Hint: Use the trigonometric identities to solve the trigonometric function given. Then the substitution method is used to determine the value of the given trigonometric function. Thereafter simplify the equation obtained to get the required solution.

Formula Used:
The trigonometric identity used $sec^2x - tan^2x = 1$.
The formula used is $\left( {x - y} \right)\left( {x + y} \right) = \left( {{x^2} - {y^2}} \right)$
Also substitute the value of $ta{n^2}\theta = x$in the latter portion.
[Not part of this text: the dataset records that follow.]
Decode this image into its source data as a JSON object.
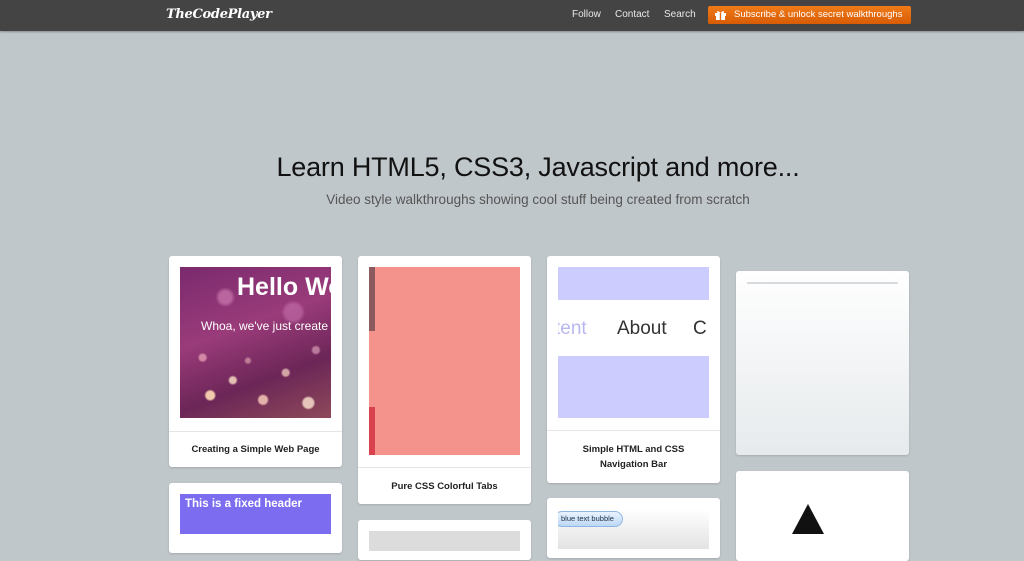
{
  "header": {
    "logo": "TheCodePlayer",
    "nav": [
      "Follow",
      "Contact",
      "Search"
    ],
    "subscribe_label": "Subscribe & unlock secret walkthroughs",
    "subscribe_icon": "gift-icon"
  },
  "hero": {
    "title": "Learn HTML5, CSS3, Javascript and more...",
    "subtitle": "Video style walkthroughs showing cool stuff being created from scratch"
  },
  "cards": [
    {
      "title": "Creating a Simple Web Page",
      "thumb_heading": "Hello Wo",
      "thumb_text": "Whoa, we've just create"
    },
    {
      "title": "Pure CSS Colorful Tabs"
    },
    {
      "title_line1": "Simple HTML and CSS",
      "title_line2": "Navigation Bar",
      "thumb_left": "tent",
      "thumb_mid": "About",
      "thumb_right": "C"
    },
    {
      "title": ""
    },
    {
      "thumb_text": "This is a fixed header"
    },
    {
      "thumb_text": "blue text bubble"
    }
  ],
  "colors": {
    "background": "#c0c7cb",
    "topbar": "#444444",
    "accent": "#e56a0f",
    "tab_red": "#f4928c",
    "nav_lavender": "#ccccff",
    "fixed_header_purple": "#7b6cf0"
  }
}
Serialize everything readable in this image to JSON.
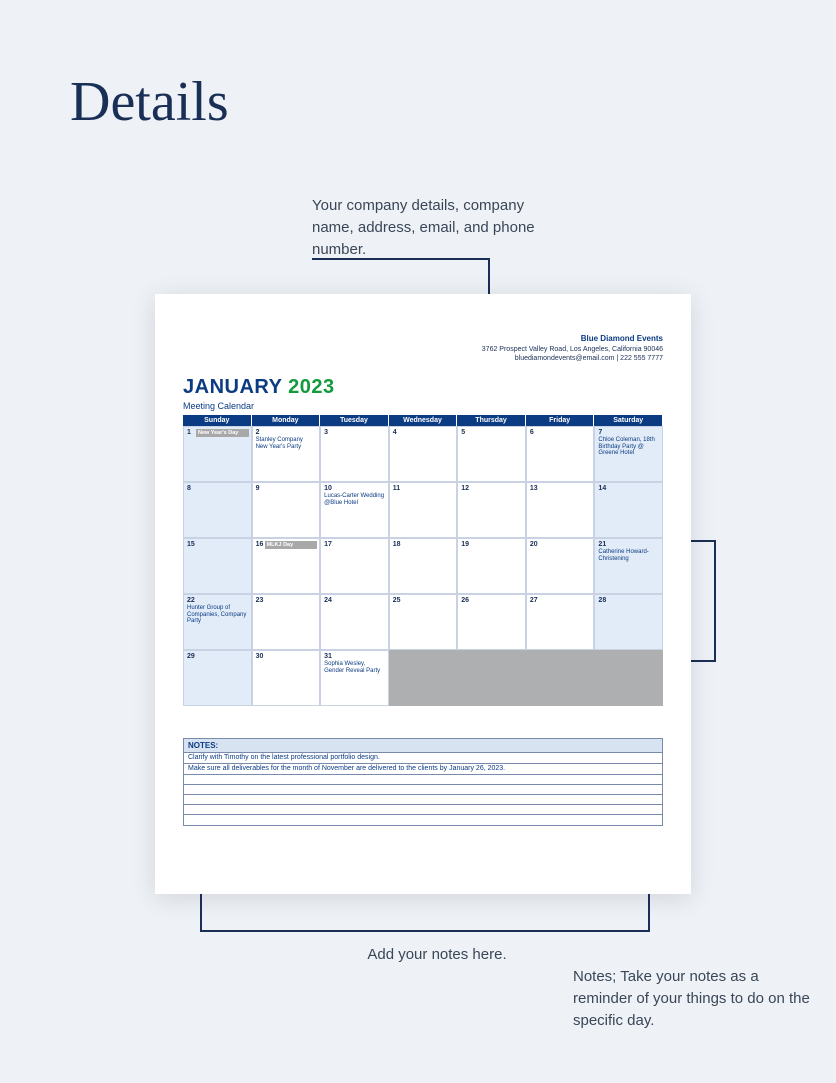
{
  "page": {
    "title": "Details"
  },
  "callouts": {
    "top": "Your company details, company name, address, email, and phone number.",
    "mid": "Notes; Take your notes as a reminder of your things to do on the specific day.",
    "bot": "Add your notes here."
  },
  "company": {
    "name": "Blue Diamond Events",
    "address": "3762 Prospect Valley Road, Los Angeles, California 90046",
    "contact": "bluediamondevents@email.com | 222 555 7777"
  },
  "calendar": {
    "month": "JANUARY",
    "year": "2023",
    "subtitle": "Meeting Calendar",
    "days": [
      "Sunday",
      "Monday",
      "Tuesday",
      "Wednesday",
      "Thursday",
      "Friday",
      "Saturday"
    ],
    "weeks": [
      [
        {
          "n": "1",
          "weekend": true,
          "label": "New Year's Day",
          "evt": ""
        },
        {
          "n": "2",
          "evt": "Stanley Company New Year's Party"
        },
        {
          "n": "3",
          "evt": ""
        },
        {
          "n": "4",
          "evt": ""
        },
        {
          "n": "5",
          "evt": ""
        },
        {
          "n": "6",
          "evt": ""
        },
        {
          "n": "7",
          "weekend": true,
          "evt": "Chloe Coleman, 18th Birthday Party @ Greene Hotel"
        }
      ],
      [
        {
          "n": "8",
          "weekend": true,
          "evt": ""
        },
        {
          "n": "9",
          "evt": ""
        },
        {
          "n": "10",
          "evt": "Lucas-Carter Wedding @Blue Hotel"
        },
        {
          "n": "11",
          "evt": ""
        },
        {
          "n": "12",
          "evt": ""
        },
        {
          "n": "13",
          "evt": ""
        },
        {
          "n": "14",
          "weekend": true,
          "evt": ""
        }
      ],
      [
        {
          "n": "15",
          "weekend": true,
          "evt": ""
        },
        {
          "n": "16",
          "label": "MLKJ Day",
          "evt": ""
        },
        {
          "n": "17",
          "evt": ""
        },
        {
          "n": "18",
          "evt": ""
        },
        {
          "n": "19",
          "evt": ""
        },
        {
          "n": "20",
          "evt": ""
        },
        {
          "n": "21",
          "weekend": true,
          "evt": "Catherine Howard- Christening"
        }
      ],
      [
        {
          "n": "22",
          "weekend": true,
          "evt": "Hunter Group of Companies, Company Party"
        },
        {
          "n": "23",
          "evt": ""
        },
        {
          "n": "24",
          "evt": ""
        },
        {
          "n": "25",
          "evt": ""
        },
        {
          "n": "26",
          "evt": ""
        },
        {
          "n": "27",
          "evt": ""
        },
        {
          "n": "28",
          "weekend": true,
          "evt": ""
        }
      ],
      [
        {
          "n": "29",
          "weekend": true,
          "evt": ""
        },
        {
          "n": "30",
          "evt": ""
        },
        {
          "n": "31",
          "evt": "Sophia Wesley, Gender Reveal Party"
        },
        {
          "n": "",
          "empty": true,
          "evt": ""
        },
        {
          "n": "",
          "empty": true,
          "evt": ""
        },
        {
          "n": "",
          "empty": true,
          "evt": ""
        },
        {
          "n": "",
          "empty": true,
          "evt": ""
        }
      ]
    ]
  },
  "notes": {
    "header": "NOTES:",
    "lines": [
      "Clarify with Timothy on the latest professional portfolio design.",
      "Make sure all deliverables for the month of November are delivered to the clients by January 26, 2023.",
      "",
      "",
      "",
      "",
      ""
    ]
  }
}
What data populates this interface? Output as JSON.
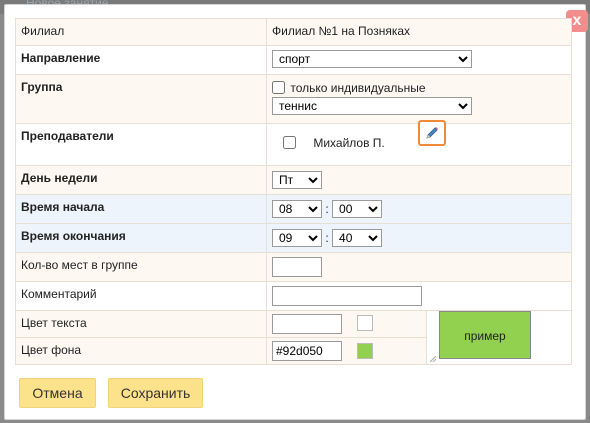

Complete step by step solution:
The given trigonometric function:
$\left(1\:-\:\tan \theta \:\right)\left(1\:+\:\tan \theta \:\right)sec^2\theta \:\:+\:2^{\left(tan^2\theta \:\right)}\:=\:0$
Using the identity $sec^2x - tan^2x = 1$,we get
$(1 - ta{n^2}\theta )(1 + ta{n^2}\theta ) + {2^{(ta{n^2}\theta )}} = 1$
Let us assume $ta{n^2}\theta = x$,
$\left( {1 - x} \right) \left( {1 + x} \right) + {2^x}\; = 0$
Utilize the formula to evaluate the above equation.
$1 - {x^2}\; + {2^x}\; = 0\;$
Now try different values of x to satisfy the above equation.
When $x = 1$the value of $1 - {x^2}\; + {2^x}\; = 0\;$will become,
$1 - {\left( 1 \right)^2}\; + {2^{\left( 1 \right)}}\; \ne 0\;$
As the value of $x = 1$doesn’t satisfy the equation.
So, when $x = 2$the value of $1 - {x^2}\; + {2^x}\; = 0\;$will become
$1 - {\left( 2 \right)^2}\; + {2^{\left( 2 \right)}}\; \ne 0\;$
As the value of $x = 2\theta $doesn’t satisfy the equation.
So, when $x = 3$the value of $1 - {x^2}\; + {2^x}\; = 0\;$will become
$1 - {\left( 3 \right)^2}\; + {2^{\left( 3 \right)}}\; = 0\;$
As the value of $x = 3$ satisfies the equation.
So, as we assumed $ta{n^2}\theta = x$and we obtained $x = 3$by evaluating the terms.
$ \Rightarrow ta{n^2}\theta = {{ 3}}$
Square root right-hand side and left-hand side of the equation, we get
$\tan \theta = \pm \surd 3$
The value obtained of $\tan \theta = \pm \surd 3$ will lies on the interval $\left( {\dfrac{{ - \pi }}{2}, \dfrac{\pi }{2}} \right).$
Therefore, given that $\theta $lies in the interval $\left( {\dfrac{{ - \pi }}{2}, \dfrac{\pi }{2}} \right).$
Thus, the value of $\theta $in option corresponding to the interval$\left( {\dfrac{{ - \pi }}{2}, \dfrac{\pi }{2}} \right)$will be:
$\theta = \dfrac{\pi }{3} or \dfrac{{ - \pi }}{3}$

Option ‘B’ is correct

Note: As the interval obtained is not present in the options. So, we have to look for the values in the option and which will satisfy the obtained interval $\left( {\dfrac{{ - \pi }}{2}, \dfrac{\pi }{2}} \right).$The equation $1 - {x^2}\; + {2^x}\; = 0\;$could also be solved by taking log instead of trying out the values.